There is no doubt, domestic violence is one of the major reasons that affect a child negatively. It is really has everything to do with the family situation. I am not saying that a child from a peaceful family life can not be disruptive, but the thing is that that is of an exception. Moreover, I also think that violence in the video games and television programs can also affect a child negatively. When a child kill someone by his pistol in a video game, then it is very usual that he/ she will fantasize it, imagining he/ she is always doing the same thing in his/ her real life. Children should not be given these kind of destructive video games, rather they should be given easy to use and puzzling games that would also help them grow their intellect.
Also, teachers play a very important role in the lives of children who are being abused and neglected through the exposure of domestic violence. In many case it is the teacher or another school staff who the child reaches out to directly or indirectly concerning their home life. As a child protection social worker, I know that many of the reports of abuse and neglect come from school staff. Looking back at my years in the classroom, there many not have been any direct reports to me from a child, but I can see now how many of the kids I worked with were reaching out to me for help and most the time I just saw it has bad behavior and not a indicator of something awful happening within their home.
@Michael F. Martin (and Bob Jones)
Convexity is not a requirement for rooms.

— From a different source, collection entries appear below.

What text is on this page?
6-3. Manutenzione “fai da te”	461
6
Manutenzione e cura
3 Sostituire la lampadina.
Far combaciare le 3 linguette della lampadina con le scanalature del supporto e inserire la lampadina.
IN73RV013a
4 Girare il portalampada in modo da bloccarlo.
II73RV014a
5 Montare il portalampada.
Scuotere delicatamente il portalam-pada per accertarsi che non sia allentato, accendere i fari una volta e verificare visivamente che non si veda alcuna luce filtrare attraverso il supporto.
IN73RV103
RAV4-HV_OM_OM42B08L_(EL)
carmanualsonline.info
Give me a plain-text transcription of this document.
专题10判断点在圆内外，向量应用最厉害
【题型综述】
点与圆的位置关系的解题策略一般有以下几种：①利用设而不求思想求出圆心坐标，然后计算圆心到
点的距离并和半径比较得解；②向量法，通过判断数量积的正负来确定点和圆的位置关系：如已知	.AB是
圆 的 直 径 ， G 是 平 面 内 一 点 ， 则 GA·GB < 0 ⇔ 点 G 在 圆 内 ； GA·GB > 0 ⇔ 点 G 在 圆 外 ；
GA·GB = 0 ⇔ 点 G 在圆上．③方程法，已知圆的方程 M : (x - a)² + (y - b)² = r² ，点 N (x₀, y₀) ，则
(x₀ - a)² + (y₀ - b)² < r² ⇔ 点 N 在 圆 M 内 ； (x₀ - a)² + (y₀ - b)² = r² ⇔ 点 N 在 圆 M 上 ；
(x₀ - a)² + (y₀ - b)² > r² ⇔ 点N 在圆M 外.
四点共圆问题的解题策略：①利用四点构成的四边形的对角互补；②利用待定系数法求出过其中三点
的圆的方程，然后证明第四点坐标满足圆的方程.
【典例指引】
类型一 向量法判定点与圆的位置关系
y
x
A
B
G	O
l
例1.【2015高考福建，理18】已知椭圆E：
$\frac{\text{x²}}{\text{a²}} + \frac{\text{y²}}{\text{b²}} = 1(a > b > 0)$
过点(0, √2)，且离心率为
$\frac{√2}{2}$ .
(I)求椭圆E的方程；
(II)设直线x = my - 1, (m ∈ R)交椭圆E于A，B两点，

One could just design classrooms to be simple but non-convex polygons (e.g. a many-pointed star) and stick the jerks in the corners of the outer vertices.
In fact, you might even be able to tessalate them for minimal construction costs of multiple classrooms…
@Joe Dokes
Both of my parents were educators (my dad for 30+ years and my mom for 10+ years), and I know they (and most experienced teachers) can relate to your four jerks rule.
My guess is that ‘concerned parent’ and ‘Rachael’ simply don’t have much experience educating other people’s children.
At the same time, I’m not sure it’s productive to belittle the researchers that gave us this study. I don’t think they spent 15 years writing the paper so their approach might have been a bit more efficient.
Finally Joe, since you read this blog, I know you are more intellectually curious than most people. Thanks for spending your time passing that on to your students.